= Thomas Povey =

Thomas Povey (1613/14 – in or before 1705) FRS, was a London merchant-politician. He was active in colonial affairs from the 1650s, but neutral enough in his politics to be named a member from 1660 of Charles II's Council for Foreign Plantations. A powerful figure in the not-yet professionalised First English Empire, he was both "England's first colonial civil servant" and at the same time "a typical office holder of the Restoration". Both Samuel Pepys and William Berkeley, Governor of Virginia, railed at times against Povey's incompetence and maladministration.

==Life==
The son of Justinian Povey of London, he was educated at Gray's Inn. He was a cousin of Thomas Povey, Lieutenant Governor of Massachusetts, and of Sir John Povey, Lord Chief Justice of Ireland.

Povey became Member of Parliament for Liskeard in 1646, Bossiney in 1659 and held under Oliver Cromwell a high post in the Office of Plantations. Following the Restoration, he was appointed in July 1660 Treasurer to the king's brother James, Duke of York, but with the Duke's affairs falling into confusion, Povey was relieved of his office, 27 July 1668, for a consideration of £2000. He was First Treasurer to the Lords Commissioner for Tangier, a lucrative post in which he was followed by the conscientious Samuel Pepys, organiser of the English navy. Povey made an agreement with Pepys in 1665, touching the profits expected from that office by the 17th-century convention. Years later, in 1691, Povey brought suit against Pepys and William Hewer at the Court of Chancery with reference to a breach of the agreement; it seems to have been settled out of court.

Povey family interests in the English Caribbean were extensive: Thomas's brother Richard Povey looked after the family interests in Jamaica, where he was officially Commissioner General for Provisions, while another brother, William, attended to affairs in Barbados, where he was officially Provost-General.

Povey was one of the original members of the Royal Society in May 1663 and had acted in the interests of its less formalised predecessor at Gresham College. Povey proposed Samuel Pepys for membership on 8 February 1665.

John Evelyn, a fellow member of the Royal Society, found Povey "a nice contriver of all elegancies and exceedingly formal". As a Fellow, Povey offered the Royal Society a dissertation in 1693 on the manufacture of brass. Povey presented a report on Louis XIV's Hôtel des Invalides, which Charles II emulated in the Royal Hospital Chelsea, under a Royal Warrant of 22 December 1681.

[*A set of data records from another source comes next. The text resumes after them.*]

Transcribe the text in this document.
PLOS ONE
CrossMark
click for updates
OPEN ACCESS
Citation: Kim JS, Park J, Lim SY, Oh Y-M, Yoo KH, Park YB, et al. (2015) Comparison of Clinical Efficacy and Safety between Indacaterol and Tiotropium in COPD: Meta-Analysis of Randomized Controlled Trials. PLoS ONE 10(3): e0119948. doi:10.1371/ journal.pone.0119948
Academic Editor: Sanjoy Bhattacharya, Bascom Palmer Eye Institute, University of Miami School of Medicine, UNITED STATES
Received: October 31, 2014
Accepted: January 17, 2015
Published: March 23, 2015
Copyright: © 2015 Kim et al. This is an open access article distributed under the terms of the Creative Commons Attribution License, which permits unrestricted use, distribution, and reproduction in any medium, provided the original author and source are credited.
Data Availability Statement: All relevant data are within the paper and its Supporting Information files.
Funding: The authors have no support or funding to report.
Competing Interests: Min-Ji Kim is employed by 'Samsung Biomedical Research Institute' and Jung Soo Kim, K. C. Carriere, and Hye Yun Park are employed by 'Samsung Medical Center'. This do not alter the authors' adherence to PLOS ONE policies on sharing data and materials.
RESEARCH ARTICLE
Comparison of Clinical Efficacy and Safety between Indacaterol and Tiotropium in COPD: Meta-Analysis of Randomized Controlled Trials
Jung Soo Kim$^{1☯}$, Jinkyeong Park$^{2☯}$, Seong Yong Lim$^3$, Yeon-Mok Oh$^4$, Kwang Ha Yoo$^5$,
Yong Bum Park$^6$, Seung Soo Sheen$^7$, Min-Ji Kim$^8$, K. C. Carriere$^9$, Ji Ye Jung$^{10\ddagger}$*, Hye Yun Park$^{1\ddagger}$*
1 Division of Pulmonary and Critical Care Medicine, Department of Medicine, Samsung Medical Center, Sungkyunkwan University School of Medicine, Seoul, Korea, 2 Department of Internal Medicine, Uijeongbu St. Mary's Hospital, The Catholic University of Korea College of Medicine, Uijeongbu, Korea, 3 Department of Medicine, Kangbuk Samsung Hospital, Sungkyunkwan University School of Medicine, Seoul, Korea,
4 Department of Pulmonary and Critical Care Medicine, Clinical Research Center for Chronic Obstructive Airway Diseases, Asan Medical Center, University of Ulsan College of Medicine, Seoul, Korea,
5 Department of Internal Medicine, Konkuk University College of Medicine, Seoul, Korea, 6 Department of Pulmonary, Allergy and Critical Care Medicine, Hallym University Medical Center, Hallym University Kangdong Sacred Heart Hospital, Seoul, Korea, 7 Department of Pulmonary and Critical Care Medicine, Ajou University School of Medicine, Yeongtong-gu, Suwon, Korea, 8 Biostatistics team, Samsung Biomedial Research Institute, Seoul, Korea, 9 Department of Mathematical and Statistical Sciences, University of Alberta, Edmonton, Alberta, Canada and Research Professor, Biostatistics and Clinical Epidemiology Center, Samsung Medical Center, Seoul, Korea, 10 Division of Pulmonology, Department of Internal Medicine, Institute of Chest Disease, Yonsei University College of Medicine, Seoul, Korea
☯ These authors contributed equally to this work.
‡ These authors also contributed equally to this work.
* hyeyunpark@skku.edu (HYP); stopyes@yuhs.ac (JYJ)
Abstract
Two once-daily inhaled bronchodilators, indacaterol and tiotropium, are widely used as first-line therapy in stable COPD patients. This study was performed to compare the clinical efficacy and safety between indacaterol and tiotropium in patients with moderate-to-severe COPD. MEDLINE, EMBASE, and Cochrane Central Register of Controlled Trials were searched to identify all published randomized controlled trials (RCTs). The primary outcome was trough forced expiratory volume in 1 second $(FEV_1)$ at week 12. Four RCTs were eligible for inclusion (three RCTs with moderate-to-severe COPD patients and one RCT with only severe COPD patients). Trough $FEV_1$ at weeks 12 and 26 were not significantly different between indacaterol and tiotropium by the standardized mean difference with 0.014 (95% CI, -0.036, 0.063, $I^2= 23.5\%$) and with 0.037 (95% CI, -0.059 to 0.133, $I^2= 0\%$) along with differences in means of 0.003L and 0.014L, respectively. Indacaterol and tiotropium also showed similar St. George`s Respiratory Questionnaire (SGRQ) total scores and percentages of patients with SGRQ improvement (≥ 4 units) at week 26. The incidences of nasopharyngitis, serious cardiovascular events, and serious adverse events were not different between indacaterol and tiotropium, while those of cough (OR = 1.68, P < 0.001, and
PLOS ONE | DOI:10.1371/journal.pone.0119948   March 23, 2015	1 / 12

Povey had apartments in Whitehall Palace by virtue of his Crown posts. Robert Streater painted a ceiling in Povey's London house, on the west side of Lincoln's Inn Fields; there John Evelyn visited him in July 1664:
Went to see Mr Povey's elegant house in Lincolns-Inn-Fields, where the perspective in his court, painted by Streater, is indeed excellent, with the vases painted in imitation of porphy and fountains... Pepys noted with approval Povey's neatly fitted up stables, lined with washable Delft tiles. Povey also inherited from his father Hounslow Priory, situated in a suburban village west of London; it was sold in 1671, and by the end of the 18th century only the chapel remained. He donated to the Royal Society the portrait that he asserted was of the historian George Buchanan and by Titian. In his court appointment as Master of Requests, 1675–85, he received petitions and presented them for consideration by the Privy Council.

Povey advanced the early career of his nephew William Blathwayt, and it is surely due to his influence that his son-in-law Giles Bland was sent to Virginia as customs collector. Some of the paintings from Povey's collection, which hung in his London house or at Hounslow, remain in Blathwayt's house, Dyrham Park, Gloucestershire. Povey's letter books are conserved in the British Library.

==Family==
He married Mary, daughter of John Adderly and widow of John Agard of King's Bromley, Staffordshire. His daughter Sarah married another member of the Staffordshire gentry, Robert Leveson of Wolverhampton and had three sons, including the soldier and politician Richard Leveson. Another daughter Sarah married Giles Bland, who was executed for treason in Virginia in 1677, having played a leading part in Bacon's Rebellion the previous year.